The day after the story ran, Hinkle collared the News reporter in the hallway of the administration building and screamed at him. Still not appeased, Hinkle then ushered Barrionuevo's colleague, News reporter Nora Lopez, into his office and began berating her as well. At one point, his anger turned physical--he kicked a chair. Lopez felt so put upon, she asked Hinkle if he wanted to just hit her instead. The News reporters reportedly considered asking their editors to file a formal complaint with the district about Hinkle's behavior.
Hinkle, for his part, admits to yelling at the reporters. "I was expressing some extreme displeasure with a story," he says. "I may have gone a little overboard."
Neither Barrionuevo nor Lopez would comment publicly about the incident.
Despite her seeming attempts to control information--as well as the people around her--Gonzalez has won some powerful and enthusiastic fans.
"I think she is intelligent and dedicated," says Kathleen Leos, the DISD board president and one of Gonzalez's closest allies. "She never takes the focus away from education."
Gonzalez has out-of-town supporters as well. "You need a strong leader like Yvonne," says Charles Miller, who hosted Gonzalez's cabinet in his home. Miller, who maintains business contacts in Dallas and serves on a state education board, has known Gonzalez since she was in Houston. "If you give her a chance, you'll get positive reform," he says. When asked about Gonzalez's office renovations brouhaha, Miller, echoing the sentiments of board supporters such as Leos and Roxan Staff, shifts the blame back to the press. "The whole thing is a 'gotcha' attitude," he says. "Why don't you focus on the kids?"

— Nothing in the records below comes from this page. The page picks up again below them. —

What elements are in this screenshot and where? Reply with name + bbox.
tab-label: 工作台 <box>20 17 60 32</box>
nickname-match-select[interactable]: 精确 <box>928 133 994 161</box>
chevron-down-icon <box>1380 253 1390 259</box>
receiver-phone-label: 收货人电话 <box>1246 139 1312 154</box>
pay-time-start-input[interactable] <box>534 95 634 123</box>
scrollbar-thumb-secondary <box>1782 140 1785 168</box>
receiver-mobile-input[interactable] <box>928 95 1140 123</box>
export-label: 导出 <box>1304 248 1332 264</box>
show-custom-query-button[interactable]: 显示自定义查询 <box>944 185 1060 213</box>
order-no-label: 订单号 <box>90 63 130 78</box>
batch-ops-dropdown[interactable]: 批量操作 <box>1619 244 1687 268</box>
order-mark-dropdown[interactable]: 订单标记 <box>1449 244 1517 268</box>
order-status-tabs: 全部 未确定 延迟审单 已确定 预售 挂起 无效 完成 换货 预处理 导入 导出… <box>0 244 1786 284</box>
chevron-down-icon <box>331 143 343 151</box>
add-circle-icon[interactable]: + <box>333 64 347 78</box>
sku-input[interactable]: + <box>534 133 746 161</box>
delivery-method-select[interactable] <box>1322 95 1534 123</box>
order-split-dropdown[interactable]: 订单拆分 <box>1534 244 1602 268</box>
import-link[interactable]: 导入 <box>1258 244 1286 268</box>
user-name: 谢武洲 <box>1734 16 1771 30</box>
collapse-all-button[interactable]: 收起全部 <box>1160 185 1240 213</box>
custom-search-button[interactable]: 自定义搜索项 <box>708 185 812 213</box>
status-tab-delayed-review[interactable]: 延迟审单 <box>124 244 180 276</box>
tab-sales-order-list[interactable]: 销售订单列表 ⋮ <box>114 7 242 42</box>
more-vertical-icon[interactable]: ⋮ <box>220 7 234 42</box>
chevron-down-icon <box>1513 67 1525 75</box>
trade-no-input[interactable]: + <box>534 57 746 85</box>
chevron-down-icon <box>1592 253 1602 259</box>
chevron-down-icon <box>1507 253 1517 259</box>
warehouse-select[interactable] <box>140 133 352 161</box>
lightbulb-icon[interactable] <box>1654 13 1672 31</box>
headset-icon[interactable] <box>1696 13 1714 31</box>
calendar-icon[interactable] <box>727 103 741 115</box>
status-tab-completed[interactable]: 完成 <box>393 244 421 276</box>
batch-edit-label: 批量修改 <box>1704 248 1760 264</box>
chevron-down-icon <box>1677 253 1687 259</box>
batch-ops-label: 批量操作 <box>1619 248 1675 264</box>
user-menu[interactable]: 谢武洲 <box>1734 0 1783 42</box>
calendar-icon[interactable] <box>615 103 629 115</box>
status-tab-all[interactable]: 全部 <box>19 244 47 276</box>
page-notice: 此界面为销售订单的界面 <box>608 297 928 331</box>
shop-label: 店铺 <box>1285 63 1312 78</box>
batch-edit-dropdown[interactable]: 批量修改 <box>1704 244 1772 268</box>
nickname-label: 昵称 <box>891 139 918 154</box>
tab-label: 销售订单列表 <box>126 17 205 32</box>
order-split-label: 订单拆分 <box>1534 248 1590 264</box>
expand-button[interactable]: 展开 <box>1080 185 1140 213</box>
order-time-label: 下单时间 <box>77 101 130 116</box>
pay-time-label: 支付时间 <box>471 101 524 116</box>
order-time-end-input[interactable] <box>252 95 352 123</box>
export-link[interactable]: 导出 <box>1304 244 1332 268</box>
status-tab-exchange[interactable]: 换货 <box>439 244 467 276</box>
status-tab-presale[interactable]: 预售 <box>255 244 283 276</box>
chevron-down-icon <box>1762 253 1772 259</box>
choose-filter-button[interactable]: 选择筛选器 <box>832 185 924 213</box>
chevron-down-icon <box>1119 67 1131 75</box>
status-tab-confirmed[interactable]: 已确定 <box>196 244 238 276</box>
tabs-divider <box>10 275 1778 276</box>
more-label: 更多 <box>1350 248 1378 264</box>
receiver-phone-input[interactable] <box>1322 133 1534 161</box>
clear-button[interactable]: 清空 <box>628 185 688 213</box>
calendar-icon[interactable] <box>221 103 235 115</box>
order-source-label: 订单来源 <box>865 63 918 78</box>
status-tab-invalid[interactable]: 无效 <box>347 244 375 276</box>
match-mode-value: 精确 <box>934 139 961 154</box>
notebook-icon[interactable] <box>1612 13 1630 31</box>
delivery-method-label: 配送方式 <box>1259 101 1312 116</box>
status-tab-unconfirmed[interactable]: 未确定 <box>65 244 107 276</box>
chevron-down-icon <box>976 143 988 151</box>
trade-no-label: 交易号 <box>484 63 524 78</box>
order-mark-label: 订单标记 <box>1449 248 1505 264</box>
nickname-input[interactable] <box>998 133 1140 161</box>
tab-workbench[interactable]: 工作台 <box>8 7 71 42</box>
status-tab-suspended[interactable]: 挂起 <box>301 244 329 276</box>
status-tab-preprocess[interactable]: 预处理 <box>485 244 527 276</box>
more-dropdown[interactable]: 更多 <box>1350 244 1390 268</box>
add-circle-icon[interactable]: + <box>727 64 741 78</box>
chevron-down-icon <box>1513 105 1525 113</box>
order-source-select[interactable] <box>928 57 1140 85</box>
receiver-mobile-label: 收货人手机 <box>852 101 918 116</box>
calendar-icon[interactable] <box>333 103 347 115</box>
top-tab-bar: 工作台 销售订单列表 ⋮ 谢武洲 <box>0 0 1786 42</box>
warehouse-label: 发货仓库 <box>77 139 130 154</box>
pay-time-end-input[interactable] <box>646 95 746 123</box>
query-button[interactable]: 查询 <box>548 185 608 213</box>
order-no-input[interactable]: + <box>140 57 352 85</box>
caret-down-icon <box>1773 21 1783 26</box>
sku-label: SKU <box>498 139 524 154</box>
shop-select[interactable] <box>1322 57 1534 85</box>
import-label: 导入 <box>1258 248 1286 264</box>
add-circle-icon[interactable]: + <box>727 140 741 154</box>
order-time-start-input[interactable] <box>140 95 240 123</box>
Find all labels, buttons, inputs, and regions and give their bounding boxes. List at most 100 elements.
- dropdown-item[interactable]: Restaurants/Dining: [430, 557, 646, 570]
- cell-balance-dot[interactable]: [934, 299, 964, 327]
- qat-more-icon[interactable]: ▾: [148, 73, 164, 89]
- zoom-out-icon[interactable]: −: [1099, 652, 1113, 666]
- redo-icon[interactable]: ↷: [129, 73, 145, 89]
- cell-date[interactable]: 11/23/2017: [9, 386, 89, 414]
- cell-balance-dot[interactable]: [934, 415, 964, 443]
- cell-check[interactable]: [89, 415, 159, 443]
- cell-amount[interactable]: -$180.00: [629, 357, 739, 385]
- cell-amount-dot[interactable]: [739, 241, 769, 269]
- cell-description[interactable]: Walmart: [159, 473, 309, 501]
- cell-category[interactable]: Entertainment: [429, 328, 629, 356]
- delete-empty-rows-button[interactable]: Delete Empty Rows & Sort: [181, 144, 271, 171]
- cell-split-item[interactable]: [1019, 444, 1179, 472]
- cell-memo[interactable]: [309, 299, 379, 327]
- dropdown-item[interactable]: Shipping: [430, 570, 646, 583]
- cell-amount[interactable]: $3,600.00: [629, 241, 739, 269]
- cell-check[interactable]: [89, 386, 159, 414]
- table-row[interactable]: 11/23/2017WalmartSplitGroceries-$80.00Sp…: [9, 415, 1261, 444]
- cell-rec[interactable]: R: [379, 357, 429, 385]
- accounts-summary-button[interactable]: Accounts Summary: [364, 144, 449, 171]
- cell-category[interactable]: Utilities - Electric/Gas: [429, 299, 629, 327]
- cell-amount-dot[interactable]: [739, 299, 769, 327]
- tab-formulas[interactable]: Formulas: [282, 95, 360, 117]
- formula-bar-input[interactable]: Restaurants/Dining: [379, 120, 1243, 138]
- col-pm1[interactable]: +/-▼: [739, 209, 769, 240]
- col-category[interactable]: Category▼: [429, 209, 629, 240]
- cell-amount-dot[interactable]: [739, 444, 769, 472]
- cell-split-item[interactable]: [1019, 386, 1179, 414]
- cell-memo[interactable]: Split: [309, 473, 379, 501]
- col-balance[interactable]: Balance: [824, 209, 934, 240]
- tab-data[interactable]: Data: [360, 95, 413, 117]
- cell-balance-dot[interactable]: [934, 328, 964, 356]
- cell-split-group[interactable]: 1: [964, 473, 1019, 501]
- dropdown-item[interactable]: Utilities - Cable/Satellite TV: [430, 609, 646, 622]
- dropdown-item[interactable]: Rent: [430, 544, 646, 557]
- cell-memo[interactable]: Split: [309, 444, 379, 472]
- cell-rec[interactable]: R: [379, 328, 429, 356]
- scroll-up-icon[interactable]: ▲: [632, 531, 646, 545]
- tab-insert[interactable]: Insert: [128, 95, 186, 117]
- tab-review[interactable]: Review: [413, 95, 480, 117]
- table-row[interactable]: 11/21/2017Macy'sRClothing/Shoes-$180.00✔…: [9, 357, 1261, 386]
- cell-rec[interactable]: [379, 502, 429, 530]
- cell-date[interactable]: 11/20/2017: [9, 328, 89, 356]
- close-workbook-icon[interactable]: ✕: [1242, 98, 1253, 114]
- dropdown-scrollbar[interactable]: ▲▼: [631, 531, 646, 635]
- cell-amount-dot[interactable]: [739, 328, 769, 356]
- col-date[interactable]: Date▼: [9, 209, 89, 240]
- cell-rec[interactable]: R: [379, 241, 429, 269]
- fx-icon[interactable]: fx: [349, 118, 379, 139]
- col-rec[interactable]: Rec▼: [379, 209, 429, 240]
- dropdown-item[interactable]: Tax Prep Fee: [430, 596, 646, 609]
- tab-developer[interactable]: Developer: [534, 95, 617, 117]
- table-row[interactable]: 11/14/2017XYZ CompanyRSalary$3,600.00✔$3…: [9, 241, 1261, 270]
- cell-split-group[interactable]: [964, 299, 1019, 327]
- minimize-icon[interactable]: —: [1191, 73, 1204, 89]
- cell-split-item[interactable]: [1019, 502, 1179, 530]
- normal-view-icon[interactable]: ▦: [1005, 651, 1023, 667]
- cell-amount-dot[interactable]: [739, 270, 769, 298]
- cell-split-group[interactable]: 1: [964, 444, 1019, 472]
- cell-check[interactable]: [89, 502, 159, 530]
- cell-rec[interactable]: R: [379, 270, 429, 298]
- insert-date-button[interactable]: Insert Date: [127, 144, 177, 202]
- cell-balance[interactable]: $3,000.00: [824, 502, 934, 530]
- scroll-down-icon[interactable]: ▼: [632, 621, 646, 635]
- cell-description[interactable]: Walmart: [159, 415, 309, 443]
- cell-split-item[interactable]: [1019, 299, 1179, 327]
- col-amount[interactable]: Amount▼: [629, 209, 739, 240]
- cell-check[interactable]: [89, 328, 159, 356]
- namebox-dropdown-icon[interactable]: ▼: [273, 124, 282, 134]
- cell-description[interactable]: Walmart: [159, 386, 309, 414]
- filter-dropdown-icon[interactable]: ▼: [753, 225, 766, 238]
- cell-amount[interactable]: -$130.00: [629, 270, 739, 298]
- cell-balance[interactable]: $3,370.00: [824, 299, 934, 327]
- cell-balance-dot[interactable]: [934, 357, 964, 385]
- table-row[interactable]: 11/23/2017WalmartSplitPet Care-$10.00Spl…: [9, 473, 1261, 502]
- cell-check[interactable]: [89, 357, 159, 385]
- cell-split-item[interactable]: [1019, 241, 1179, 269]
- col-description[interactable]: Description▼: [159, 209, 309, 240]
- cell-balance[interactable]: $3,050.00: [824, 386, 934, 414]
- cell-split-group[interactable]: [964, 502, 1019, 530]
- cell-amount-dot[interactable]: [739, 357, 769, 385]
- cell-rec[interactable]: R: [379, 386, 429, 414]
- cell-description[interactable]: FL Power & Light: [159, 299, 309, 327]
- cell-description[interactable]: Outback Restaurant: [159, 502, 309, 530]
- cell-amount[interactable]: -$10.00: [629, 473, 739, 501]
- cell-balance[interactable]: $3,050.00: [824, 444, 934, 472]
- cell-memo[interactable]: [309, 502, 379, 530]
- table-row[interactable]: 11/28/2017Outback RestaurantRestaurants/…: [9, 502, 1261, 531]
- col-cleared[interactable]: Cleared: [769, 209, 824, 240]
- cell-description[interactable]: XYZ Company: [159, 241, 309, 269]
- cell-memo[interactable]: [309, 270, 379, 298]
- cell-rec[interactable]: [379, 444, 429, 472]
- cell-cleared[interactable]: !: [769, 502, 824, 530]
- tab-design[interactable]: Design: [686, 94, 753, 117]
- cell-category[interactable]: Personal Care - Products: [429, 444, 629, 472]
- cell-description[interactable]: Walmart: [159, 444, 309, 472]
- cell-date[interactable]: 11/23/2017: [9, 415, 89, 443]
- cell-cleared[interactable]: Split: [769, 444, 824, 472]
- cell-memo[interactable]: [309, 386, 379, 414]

Indeed, no one who cares about civic progress and racial harmony would wish failure upon the superintendent. DISD needs a leader with the guts to tackle head-on the longstanding racial tensions within the district. It could use a relentless reformer who will overhaul the district, cutting out the waste, the whiners, and those who seek to divert attention away from the daily needs of 155,000 schoolkids.
But Gonzalez's actions as superintendent so far--apart from her public-relations mishaps and bad math--raise a deeper issue: Is she a reformer, or, as the teachers in one of her former school districts charged, an empire builder?
In this year's proposed budget, she offered teachers only a modest salary increase. Under that plan, a teacher with 18 years of experience would get a 6.6 percent raise--or $2,390. Ultimately, trustees coaxed more out of her, giving a teacher at the same level an increase of 8.7 percent, or $3,190.
Behind the scenes, however, Gonzalez has handed out liberal raises to several administrators who are in a position to help her tremendously. Paul Lilly, one of the investigators on the internal probe, for instance, received a whopping salary increase this past year--from $24,000 to $42,000, according to documents obtained by the Observer. (Lilly concedes that the jump was steep, but says he went from a job title that didn't require a college degree to one that did.)
In the research and evaluation division--whose staff is charged with calculating and compiling crucial reports about the district's test scores, the kind of information that can make or break a superintendent--Gonzalez has been more than generous. Out of 34 professionals in that department, 16 have received raises of more than 10 percent this year. One staff member went from a $52,000 salary to $72,000, according to DISD financial documents.